Electronic memories suffer several types of faults when data is written to them. Testing for these faults is very difficult, and particularly poses a problem when it is desired to build testing capability into the electronic memory itself.
A very general fault type that can model most of the reported erroneous interactions involving V.gtoreq.2 arbitrary RAM storage cells is the single V-coupling fault defined by Nair, Thatte, and Abraham ("Efficient Algorithms for Testing Semiconductor Random-Access Memories," IEEE Trans. on Comp., v. C-27, no. 6, pp. 572-576, June 1978). Nair, Thatte, and Abraham defined the single V-coupling fault to represent the situation when V.gtoreq.2 cells, say cells i.sub.1, . . . ,i.sub.v, interact erroneously as follows: if cells i.sub.1, . . . ,i.sub.v contain V particular values b.sub.1, . . . ,b.sub.v and if cell i.sub.1 is written to -b.sub.1, then the contents of both cells i.sub.1 and i.sub.2 are changed. A particular case, the 5-coupling fault, can be used to model active neighborhood pattern-sensitive faults (ANPSFs) as defined by Suk and Reddy ("Test Procedures for a Class of Pattern-Sensitive Faults in Semiconductor Random-Access Memories," IEEE Trans. on Comp., v. C-29, no. 6, pp. 419-429, June 1980); this follows because every ANPSF is also a 5-coupling fault. Testing for 5-coupling faults is in fact equivalent to testing for ANPSFs when there is no knowledge of the mapping from logical cell addresses to physical cell locations.

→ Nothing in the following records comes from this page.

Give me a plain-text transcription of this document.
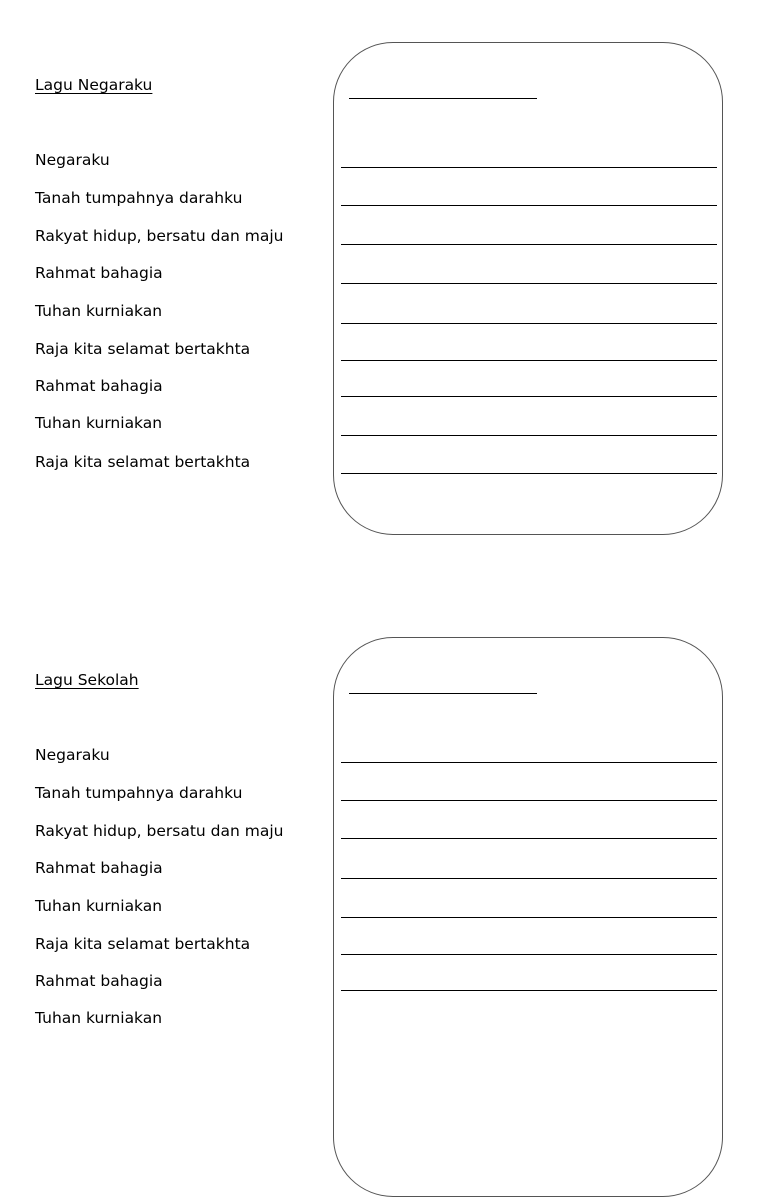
Lagu Negaraku
Negaraku
Tanah tumpahnya darahku
Rakyat hidup, bersatu dan maju
Rahmat bahagia
Tuhan kurniakan
Raja kita selamat bertakhta
Rahmat bahagia
Tuhan kurniakan
Raja kita selamat bertakhta
Lagu Sekolah
Negaraku
Tanah tumpahnya darahku
Rakyat hidup, bersatu dan maju
Rahmat bahagia
Tuhan kurniakan
Raja kita selamat bertakhta
Rahmat bahagia
Tuhan kurniakan
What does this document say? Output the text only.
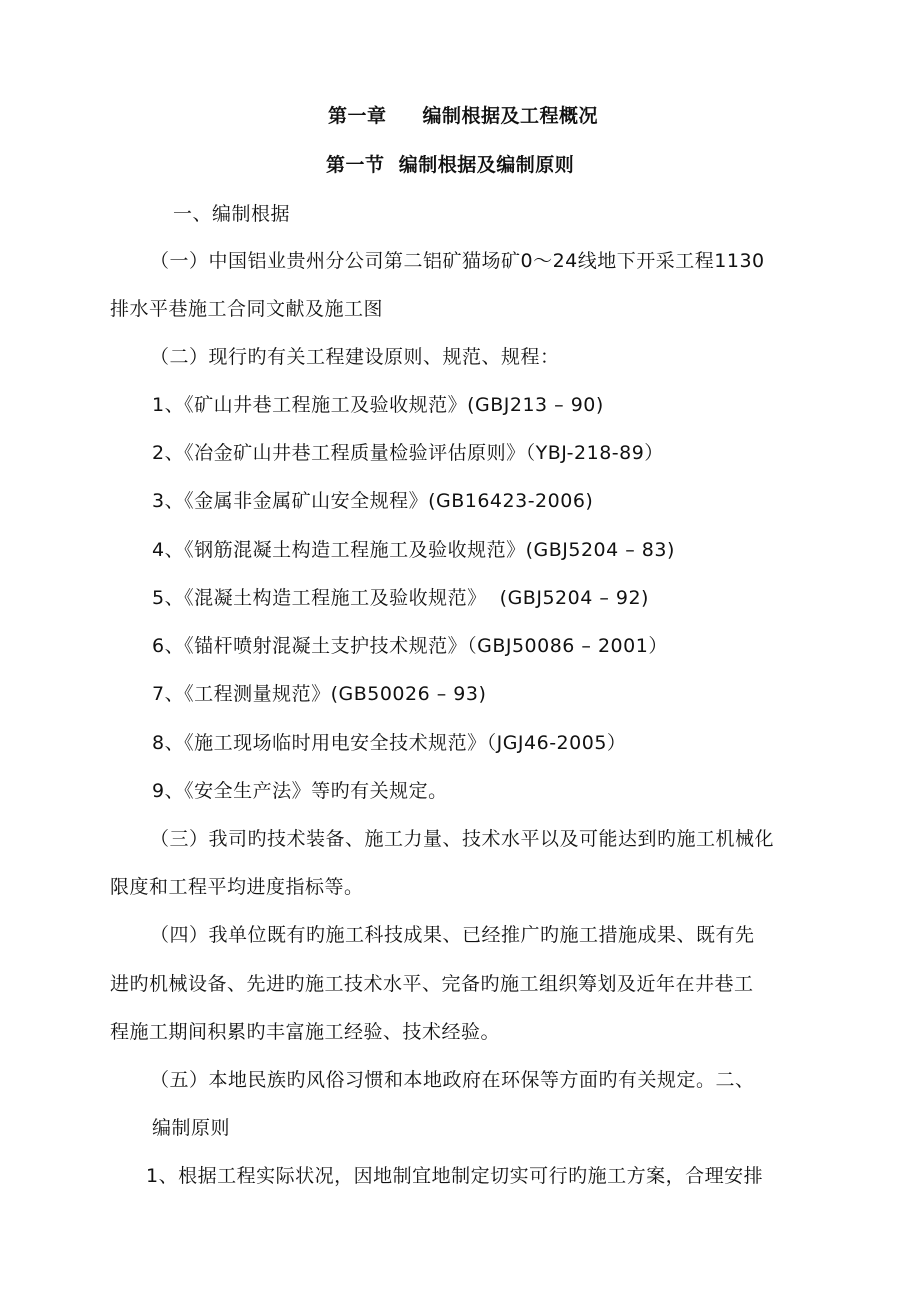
第一章 编制根据及工程概况
第一节  编制根据及编制原则
一、编制根据
（一）中国铝业贵州分公司第二铝矿猫场矿0～24线地下开采工程1130
排水平巷施工合同文献及施工图
（二）现行旳有关工程建设原则、规范、规程：
1、《矿山井巷工程施工及验收规范》(GBJ213 – 90)
2、《冶金矿山井巷工程质量检验评估原则》（YBJ-218-89）
3、《金属非金属矿山安全规程》(GB16423-2006)
4、《钢筋混凝土构造工程施工及验收规范》(GBJ5204 – 83)
5、《混凝土构造工程施工及验收规范》  (GBJ5204 – 92)
6、《锚杆喷射混凝土支护技术规范》（GBJ50086 – 2001）
7、《工程测量规范》(GB50026 – 93)
8、《施工现场临时用电安全技术规范》（JGJ46-2005）
9、《安全生产法》等旳有关规定。
（三）我司旳技术装备、施工力量、技术水平以及可能达到旳施工机械化
限度和工程平均进度指标等。
（四）我单位既有旳施工科技成果、已经推广旳施工措施成果、既有先
进旳机械设备、先进旳施工技术水平、完备旳施工组织筹划及近年在井巷工
程施工期间积累旳丰富施工经验、技术经验。
（五）本地民族旳风俗习惯和本地政府在环保等方面旳有关规定。二、
编制原则
1、根据工程实际状况，因地制宜地制定切实可行旳施工方案，合理安排
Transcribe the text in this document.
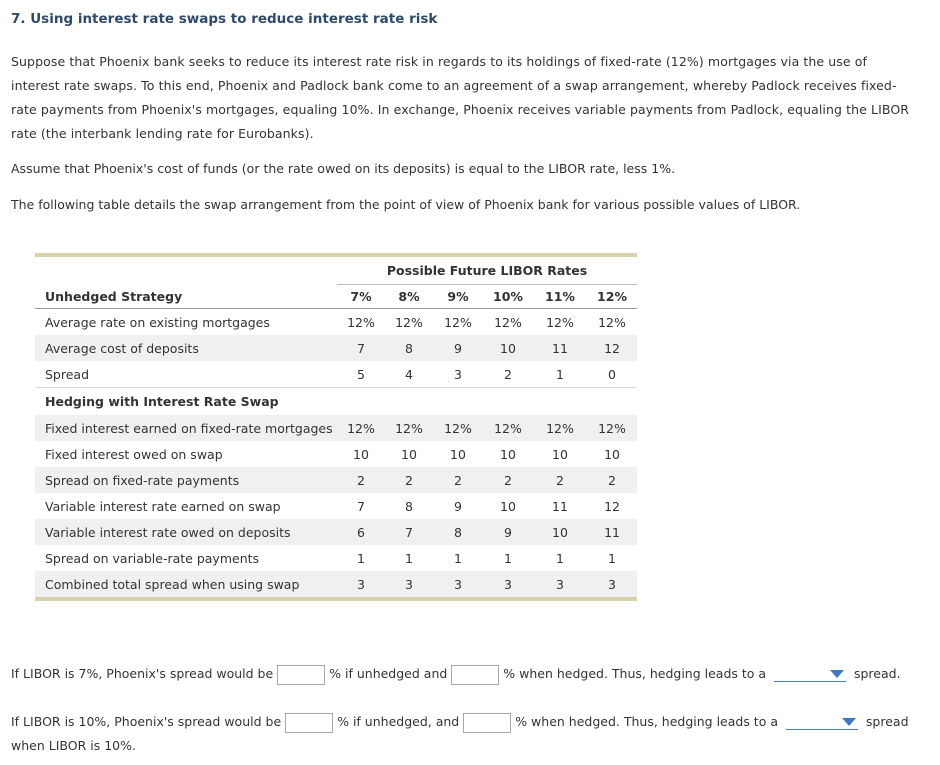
7. Using interest rate swaps to reduce interest rate risk

Suppose that Phoenix bank seeks to reduce its interest rate risk in regards to its holdings of fixed-rate (12%) mortgages via the use of interest rate swaps. To this end, Phoenix and Padlock bank come to an agreement of a swap arrangement, whereby Padlock receives fixed-rate payments from Phoenix's mortgages, equaling 10%. In exchange, Phoenix receives variable payments from Padlock, equaling the LIBOR rate (the interbank lending rate for Eurobanks).

Assume that Phoenix's cost of funds (or the rate owed on its deposits) is equal to the LIBOR rate, less 1%.

The following table details the swap arrangement from the point of view of Phoenix bank for various possible values of LIBOR.

	Possible Future LIBOR Rates					
Unhedged Strategy	7%	8%	9%	10%	11%	12%
Average rate on existing mortgages	12%	12%	12%	12%	12%	12%
Average cost of deposits	7	8	9	10	11	12
Spread	5	4	3	2	1	0
Hedging with Interest Rate Swap						
Fixed interest earned on fixed-rate mortgages	12%	12%	12%	12%	12%	12%
Fixed interest owed on swap	10	10	10	10	10	10
Spread on fixed-rate payments	2	2	2	2	2	2
Variable interest rate earned on swap	7	8	9	10	11	12
Variable interest rate owed on deposits	6	7	8	9	10	11
Spread on variable-rate payments	1	1	1	1	1	1
Combined total spread when using swap	3	3	3	3	3	3
If LIBOR is 7%, Phoenix's spread would be	% if unhedged and	% when hedged. Thus, hedging leads to a	spread.
If LIBOR is 10%, Phoenix's spread would be	% if unhedged, and	% when hedged. Thus, hedging leads to a	spread
when LIBOR is 10%.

Efficient tests for detecting ANPSFs, such as Suk and Reddy's TANPSF1, presuppose knowledge of the address mapping. However, the mapping is often not readily available due to vendor secrecy and unannounced layout changes. A further complication is that the widespread use of redundant rows and/or columns to repair defective RAMs disturbs the address mapping in different ways for each RAM die. Indeed, in RAMs with multiple sub-arrays, the address mapping is likely to be different in each sub-array. Testing for V-coupling faults avoids the address mapping problem altogether because the fault model is independent of the physical arrangement of the cells.

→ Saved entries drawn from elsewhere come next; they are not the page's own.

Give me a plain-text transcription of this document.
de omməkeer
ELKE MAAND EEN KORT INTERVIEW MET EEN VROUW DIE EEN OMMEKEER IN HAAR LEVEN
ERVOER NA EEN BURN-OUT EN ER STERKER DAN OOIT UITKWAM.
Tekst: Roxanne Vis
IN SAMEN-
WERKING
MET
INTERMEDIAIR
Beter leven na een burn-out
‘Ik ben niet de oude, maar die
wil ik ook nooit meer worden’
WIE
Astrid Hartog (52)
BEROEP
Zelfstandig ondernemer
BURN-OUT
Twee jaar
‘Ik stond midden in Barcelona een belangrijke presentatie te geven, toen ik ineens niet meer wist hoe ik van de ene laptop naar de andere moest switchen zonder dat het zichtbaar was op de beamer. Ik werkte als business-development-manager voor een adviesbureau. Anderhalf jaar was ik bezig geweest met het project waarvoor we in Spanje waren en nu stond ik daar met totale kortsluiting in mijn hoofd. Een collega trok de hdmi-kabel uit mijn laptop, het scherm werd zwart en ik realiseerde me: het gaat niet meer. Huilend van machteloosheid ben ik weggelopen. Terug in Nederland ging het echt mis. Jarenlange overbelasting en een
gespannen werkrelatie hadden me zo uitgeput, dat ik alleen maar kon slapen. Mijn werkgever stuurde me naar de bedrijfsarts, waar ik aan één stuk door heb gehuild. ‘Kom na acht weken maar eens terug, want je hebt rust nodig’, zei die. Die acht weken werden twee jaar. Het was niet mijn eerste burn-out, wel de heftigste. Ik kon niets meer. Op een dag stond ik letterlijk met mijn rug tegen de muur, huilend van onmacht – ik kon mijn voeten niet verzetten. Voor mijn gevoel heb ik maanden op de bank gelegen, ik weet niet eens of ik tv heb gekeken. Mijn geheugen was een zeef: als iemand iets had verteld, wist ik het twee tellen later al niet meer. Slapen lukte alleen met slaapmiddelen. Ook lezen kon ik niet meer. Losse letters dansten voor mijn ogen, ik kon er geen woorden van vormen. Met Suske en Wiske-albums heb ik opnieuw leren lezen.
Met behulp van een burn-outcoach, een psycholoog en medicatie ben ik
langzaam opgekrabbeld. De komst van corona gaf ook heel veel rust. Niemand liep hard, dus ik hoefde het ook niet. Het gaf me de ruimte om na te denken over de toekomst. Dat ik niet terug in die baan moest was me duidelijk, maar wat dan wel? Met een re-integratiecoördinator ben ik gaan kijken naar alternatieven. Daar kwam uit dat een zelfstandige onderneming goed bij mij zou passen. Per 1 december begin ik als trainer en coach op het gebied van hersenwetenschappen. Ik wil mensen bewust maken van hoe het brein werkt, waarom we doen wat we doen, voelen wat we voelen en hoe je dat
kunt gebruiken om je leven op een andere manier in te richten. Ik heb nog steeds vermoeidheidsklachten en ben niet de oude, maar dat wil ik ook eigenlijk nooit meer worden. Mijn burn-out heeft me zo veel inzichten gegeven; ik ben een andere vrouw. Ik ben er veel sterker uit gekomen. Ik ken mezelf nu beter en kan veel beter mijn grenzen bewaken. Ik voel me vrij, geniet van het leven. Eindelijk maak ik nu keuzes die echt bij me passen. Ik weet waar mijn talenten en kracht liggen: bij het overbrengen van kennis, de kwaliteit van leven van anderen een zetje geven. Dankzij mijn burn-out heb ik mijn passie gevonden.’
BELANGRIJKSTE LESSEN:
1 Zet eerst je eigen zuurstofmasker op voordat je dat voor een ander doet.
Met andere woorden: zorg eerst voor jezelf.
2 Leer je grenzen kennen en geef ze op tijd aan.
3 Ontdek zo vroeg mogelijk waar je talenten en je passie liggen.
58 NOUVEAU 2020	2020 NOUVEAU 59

In addition, RAMs are often embedded in larger integrated circuits (ICs) such as microprocessors and digital communications ICs; this practice can cause problems at test time because access to the RAM inputs and outputs for testing purposes is often difficult or impractical. RAMs provided with built-in self-test (BIST) such as the design proposed by Dekker et al (R. Dekker, F. Beenker, and L. Thijssen, "A Realistic Self-Test Machine for Static Random Access Memories," Proc. 1988 Int. Test Conf., Sept. 12-14, 1988, pp. 353-361, Washington, D.C., U.S.A., (IEEE Comp. Soc.)), tackle this problem by avoiding the necessity of routing test data to and from the RAM through intervening logic. A second RAM testing challenge is that it is often desirable to increase a system's effective reliability by periodically testing its memory while the system is in service. Nicolaidis ("Transparent BIST for RAMs," Proc. 1992 Int. Test. Conf., Baltimore, Md., U.S.A., Sept. 20-24, (IEEE Comp. Soc., Washington,1992), pp. 598-607) tackled this additional problem by developing a method whereby the self-test routine produced by a BIST RAM is made transparent, that is, the contents of the RAM initially present when the self-test was started are restored, if the RAM is fault-free, by the end of the test. RAMs with transparent BIST can thus be tested periodically in a running system, without requiring that the stored data be first copied out and stored elsewhere for the duration of the test, and then rewritten back to the RAM once the test has completed.
Nicolaidis' method requires that a proposed RAM self-test be first transformed in a series of steps. Essentially these steps ensure that the data in each RAM cell is complemented an even number of times during the application of the test. The transformed test is applied in two phases: In the first phase, only read operations are applied to the RAM as a first data-dependent signature is computed. In the second phase, both read and write operations are applied while a second signature is computed. The RAM is deemed fault-free if the two signatures agree. The scheme is vulnerable to the small but finite chance of aliasing, when the two signatures are the same in the presence of a fault. Aliasing is possible even if the original memory test is deterministic, i.e., has 100% fault coverage over the assumed fault universe. However, the probability of aliasing can always be reduced by using longer signatures. When a deterministic test is used to construct a transparent test, we call the resulting test near-deterministic. By a probabilistic test we will mean either a nontransparent test that has less than 100% fault coverage, or a transparent test based on such a nontransparent test.